Yoga Hive closes studios in Kalispell, Columbia Falls
Daily Inter Lake | May 20, 2020 1:00 AM
Yoga Hive is closing its Columbia Falls and Kalispell locations due to the economic hardship caused by COVID-19. Because of the pandemic, founder Mollie Busby decided focusing just on the Whitefish location would be the most sustainable choice going forward.
“In order to keep doing this, we have to scale down,” Busby realized.
Busby started Yoga Hive in Whitefish almost five years ago, followed by opening the Columbia Falls location in 2016 and the Kalispell studio in 2017. Yoga Hive also has locations in Wisconsin and Alaska, where Busby now lives.
When the COVID-19 outbreak started in the valley, Busby decided to close her studios and switch to all online classes. But she soon became overwhelmed with trying to pay rent and maintain the three studios without the usual demand for yoga. She said revenue has “plummeted” at all three locations as Montanans have been largely staying at home.

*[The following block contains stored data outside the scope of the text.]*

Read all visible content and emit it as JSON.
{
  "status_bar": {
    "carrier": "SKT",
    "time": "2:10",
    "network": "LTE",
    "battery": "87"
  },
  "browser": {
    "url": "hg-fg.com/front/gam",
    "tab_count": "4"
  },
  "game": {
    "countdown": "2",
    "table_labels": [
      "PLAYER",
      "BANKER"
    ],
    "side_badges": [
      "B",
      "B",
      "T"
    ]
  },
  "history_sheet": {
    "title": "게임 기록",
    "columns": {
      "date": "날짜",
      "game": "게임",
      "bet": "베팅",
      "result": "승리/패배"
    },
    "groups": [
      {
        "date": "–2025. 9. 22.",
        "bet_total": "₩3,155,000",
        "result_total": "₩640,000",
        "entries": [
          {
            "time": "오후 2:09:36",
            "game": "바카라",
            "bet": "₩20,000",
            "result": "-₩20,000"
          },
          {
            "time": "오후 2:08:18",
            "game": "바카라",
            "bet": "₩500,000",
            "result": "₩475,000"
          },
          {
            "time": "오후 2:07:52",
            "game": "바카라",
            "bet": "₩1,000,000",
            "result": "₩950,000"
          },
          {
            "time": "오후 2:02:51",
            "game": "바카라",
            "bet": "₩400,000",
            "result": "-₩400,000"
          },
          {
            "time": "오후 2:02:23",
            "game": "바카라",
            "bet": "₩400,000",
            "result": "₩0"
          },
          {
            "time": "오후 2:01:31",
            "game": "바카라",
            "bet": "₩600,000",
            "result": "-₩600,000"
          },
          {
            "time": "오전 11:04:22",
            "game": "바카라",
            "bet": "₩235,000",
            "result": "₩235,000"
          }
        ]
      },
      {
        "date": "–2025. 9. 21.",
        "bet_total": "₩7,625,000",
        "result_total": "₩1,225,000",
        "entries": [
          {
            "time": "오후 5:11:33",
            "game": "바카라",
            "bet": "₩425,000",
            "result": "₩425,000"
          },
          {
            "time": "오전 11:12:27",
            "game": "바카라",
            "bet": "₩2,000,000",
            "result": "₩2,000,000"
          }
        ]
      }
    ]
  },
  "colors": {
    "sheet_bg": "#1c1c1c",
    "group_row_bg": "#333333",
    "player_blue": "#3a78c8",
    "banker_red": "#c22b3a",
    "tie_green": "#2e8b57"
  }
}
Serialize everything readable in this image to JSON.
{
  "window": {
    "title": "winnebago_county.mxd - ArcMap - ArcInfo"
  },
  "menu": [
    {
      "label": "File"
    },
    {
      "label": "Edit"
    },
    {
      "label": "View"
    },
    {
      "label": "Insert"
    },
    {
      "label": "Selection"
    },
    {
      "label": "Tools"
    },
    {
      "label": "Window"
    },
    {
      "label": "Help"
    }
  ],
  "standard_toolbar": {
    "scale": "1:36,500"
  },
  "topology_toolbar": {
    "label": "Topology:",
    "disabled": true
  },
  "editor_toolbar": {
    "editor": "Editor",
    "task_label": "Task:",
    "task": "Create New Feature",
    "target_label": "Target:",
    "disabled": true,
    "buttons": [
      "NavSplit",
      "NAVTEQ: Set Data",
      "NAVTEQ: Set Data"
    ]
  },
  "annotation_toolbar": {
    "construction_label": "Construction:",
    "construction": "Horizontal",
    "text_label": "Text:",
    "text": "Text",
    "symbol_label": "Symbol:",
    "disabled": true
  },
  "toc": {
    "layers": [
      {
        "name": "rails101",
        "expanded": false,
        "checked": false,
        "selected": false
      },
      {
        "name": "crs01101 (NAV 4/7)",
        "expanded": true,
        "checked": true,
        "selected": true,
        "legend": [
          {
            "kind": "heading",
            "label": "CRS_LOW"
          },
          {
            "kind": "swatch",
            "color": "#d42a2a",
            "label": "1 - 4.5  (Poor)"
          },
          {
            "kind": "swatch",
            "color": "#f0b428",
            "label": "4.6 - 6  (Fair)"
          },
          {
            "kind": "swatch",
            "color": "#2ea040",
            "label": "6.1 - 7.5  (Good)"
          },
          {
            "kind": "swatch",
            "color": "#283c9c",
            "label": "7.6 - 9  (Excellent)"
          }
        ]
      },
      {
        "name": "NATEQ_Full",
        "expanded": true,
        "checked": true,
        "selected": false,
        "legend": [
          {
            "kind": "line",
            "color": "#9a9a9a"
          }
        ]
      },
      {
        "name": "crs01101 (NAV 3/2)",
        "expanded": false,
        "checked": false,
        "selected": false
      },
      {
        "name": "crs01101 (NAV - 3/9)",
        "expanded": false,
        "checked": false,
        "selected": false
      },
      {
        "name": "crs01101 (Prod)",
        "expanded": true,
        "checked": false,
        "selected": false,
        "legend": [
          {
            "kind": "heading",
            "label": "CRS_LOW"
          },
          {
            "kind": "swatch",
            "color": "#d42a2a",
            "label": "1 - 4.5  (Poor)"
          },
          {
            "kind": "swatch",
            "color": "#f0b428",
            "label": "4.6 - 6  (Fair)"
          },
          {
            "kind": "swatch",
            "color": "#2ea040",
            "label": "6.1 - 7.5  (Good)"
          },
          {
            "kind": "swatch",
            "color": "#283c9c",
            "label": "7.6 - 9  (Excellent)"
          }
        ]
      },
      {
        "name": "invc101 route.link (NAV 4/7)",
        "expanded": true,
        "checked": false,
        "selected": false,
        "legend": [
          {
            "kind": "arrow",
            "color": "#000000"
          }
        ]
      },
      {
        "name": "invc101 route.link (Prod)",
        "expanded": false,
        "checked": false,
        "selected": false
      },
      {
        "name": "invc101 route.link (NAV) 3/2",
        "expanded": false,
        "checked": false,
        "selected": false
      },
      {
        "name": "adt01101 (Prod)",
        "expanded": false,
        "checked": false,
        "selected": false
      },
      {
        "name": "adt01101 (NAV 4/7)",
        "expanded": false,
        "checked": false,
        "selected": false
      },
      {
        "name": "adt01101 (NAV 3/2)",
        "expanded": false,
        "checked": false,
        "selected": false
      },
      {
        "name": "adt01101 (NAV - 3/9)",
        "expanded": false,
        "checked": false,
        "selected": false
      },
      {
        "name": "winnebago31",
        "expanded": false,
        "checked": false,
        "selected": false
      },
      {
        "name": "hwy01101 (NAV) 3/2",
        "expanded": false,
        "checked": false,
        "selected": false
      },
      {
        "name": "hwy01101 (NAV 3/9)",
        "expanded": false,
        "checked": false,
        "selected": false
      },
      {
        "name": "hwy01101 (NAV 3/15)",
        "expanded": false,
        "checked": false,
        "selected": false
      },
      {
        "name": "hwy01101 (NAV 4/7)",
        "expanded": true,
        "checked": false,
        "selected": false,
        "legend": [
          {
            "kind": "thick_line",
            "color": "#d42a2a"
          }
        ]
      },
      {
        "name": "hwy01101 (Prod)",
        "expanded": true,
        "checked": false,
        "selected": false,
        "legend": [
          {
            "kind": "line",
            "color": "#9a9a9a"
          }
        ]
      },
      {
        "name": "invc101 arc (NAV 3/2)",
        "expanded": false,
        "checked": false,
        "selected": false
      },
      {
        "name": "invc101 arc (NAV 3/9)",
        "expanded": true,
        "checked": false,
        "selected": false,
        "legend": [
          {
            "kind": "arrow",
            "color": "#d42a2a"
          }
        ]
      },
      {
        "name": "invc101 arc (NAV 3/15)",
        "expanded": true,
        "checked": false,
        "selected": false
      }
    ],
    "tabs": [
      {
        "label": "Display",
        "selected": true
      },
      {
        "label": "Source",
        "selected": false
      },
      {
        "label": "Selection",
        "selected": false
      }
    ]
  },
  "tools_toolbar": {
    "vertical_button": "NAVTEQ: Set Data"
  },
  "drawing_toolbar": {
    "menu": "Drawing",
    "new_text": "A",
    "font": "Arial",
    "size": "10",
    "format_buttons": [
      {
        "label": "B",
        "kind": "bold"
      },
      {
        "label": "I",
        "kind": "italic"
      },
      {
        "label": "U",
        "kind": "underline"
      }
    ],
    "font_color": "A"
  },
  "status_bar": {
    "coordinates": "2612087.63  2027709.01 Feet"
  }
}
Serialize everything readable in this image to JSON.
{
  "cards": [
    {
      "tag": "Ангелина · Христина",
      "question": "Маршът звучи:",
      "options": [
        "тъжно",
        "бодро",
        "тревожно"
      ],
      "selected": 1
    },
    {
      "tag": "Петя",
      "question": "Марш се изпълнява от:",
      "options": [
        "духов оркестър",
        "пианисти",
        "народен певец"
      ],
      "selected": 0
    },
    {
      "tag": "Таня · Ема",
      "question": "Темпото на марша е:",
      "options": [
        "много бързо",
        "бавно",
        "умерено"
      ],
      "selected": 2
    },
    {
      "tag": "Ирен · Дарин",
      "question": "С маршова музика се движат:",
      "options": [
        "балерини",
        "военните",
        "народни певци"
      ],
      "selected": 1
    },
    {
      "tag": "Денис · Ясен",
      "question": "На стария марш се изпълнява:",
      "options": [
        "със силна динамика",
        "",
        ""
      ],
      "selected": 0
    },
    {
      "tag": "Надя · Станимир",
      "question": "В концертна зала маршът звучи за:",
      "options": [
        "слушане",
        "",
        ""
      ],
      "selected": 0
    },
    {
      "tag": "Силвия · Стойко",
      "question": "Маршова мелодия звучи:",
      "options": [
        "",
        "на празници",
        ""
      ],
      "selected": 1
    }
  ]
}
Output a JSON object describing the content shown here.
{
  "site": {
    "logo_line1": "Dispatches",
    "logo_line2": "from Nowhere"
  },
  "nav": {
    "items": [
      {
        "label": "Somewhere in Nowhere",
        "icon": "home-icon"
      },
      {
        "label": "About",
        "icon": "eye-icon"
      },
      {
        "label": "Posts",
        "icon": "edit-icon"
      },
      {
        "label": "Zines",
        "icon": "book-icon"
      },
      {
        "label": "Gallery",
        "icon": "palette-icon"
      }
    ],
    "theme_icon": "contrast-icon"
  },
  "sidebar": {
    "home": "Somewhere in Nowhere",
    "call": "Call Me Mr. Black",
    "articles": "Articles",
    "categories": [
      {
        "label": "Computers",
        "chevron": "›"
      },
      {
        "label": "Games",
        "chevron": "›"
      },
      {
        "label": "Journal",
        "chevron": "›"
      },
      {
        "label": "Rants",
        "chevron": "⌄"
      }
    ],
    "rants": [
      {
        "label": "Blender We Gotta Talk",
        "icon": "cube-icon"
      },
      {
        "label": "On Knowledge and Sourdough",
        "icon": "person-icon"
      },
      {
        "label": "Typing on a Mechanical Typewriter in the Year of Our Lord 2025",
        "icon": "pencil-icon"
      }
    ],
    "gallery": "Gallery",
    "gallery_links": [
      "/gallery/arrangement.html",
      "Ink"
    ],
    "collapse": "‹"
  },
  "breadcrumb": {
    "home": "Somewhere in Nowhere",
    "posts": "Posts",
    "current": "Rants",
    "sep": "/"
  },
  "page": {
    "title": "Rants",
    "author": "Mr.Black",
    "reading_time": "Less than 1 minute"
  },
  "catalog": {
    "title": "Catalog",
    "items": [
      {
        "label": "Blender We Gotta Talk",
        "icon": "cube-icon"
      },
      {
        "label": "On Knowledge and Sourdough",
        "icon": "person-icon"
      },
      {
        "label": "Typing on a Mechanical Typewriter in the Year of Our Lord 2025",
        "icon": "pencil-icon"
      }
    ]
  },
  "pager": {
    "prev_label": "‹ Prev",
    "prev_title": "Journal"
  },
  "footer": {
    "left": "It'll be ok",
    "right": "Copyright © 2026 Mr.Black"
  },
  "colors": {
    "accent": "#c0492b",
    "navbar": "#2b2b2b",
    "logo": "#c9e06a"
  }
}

The timing, too, was difficult since yoga classes are typically less popular in the spring, as people spend more time outside, and because she had to cancel a spring retreat that could have buffeted the bottom line.
Plus, it was challenging to train all of the staff members in the appropriate practices for reopening without being able to be there in person with them. As she looked forward to potentially reopening, she wondered about her ability to actually hold yoga classes with restrictions like limits on class sizes and requirements to wear face masks.
Overall, she realized preserving her current business model “seemed like an uphill climb.”
Busby tried to seek out support like Small Business Administration loans to keep the studios afloat and the yoga teachers paid, but with her model of independent contractors, it was unclear whether and when Yoga Hive might receive this funding. “You can only play the waiting game for so long,” she said.
Although Yoga Hive will have fewer studios across the valley going forward, Busby insisted there are still plenty of opportunities to practice yoga. She promised Yoga Hive will remain active at their Whitefish studio whenever group indoor fitness classes are allowed to resume in Phase 2 of Governor Steve Bullock’s reopening plan.
“We’re committed to being around,” she said. “Our sign is not going up in the Great Northern Bar.”
Busby said their online classes will also continue indefinitely, and they recently launched Yoga Hive Connect, a set of on-demand online classes that are prerecorded and available to watch at any time.
There are still a lot of creative yoga options in the works as well, including outdoor yoga, paddleboard yoga and corporate yoga classes for workplaces.
And since she no longer has to work on running three studios at once, Busby is also going to start teaching classes again through Yoga Hive’s online platform.
“We’re so excited about the future,” she said.
She recognized much of the future remains uncertain. She said there are no plans yet for the future of the Kalispell and Columbia Falls buildings, and not all of Yoga Hive’s 28 teachers will be able to stay on in Whitefish or through the online classes.
But despite all of these changes and question marks, the entrepreneurial yogi has a calm and centered mindset about the future of her business. Busby said practicing yoga has never been a more important component of her wellness or mental health, and she encouraged others to take advantage of its health benefits during this stressful time.
“There’s no time to start like the present,” she urged. “It really makes a connection on deeper levels within your mind, body and spirit. It helps you live life more fully.”
And she pointed out, “yoga doesn’t have to look like 60 minutes on a yoga mat. It can be as simple as breathing.” People often get overwhelmed by specific requirements and busy life circumstances, especially in the current climate. But Busby said, “life doesn’t have to be that way.”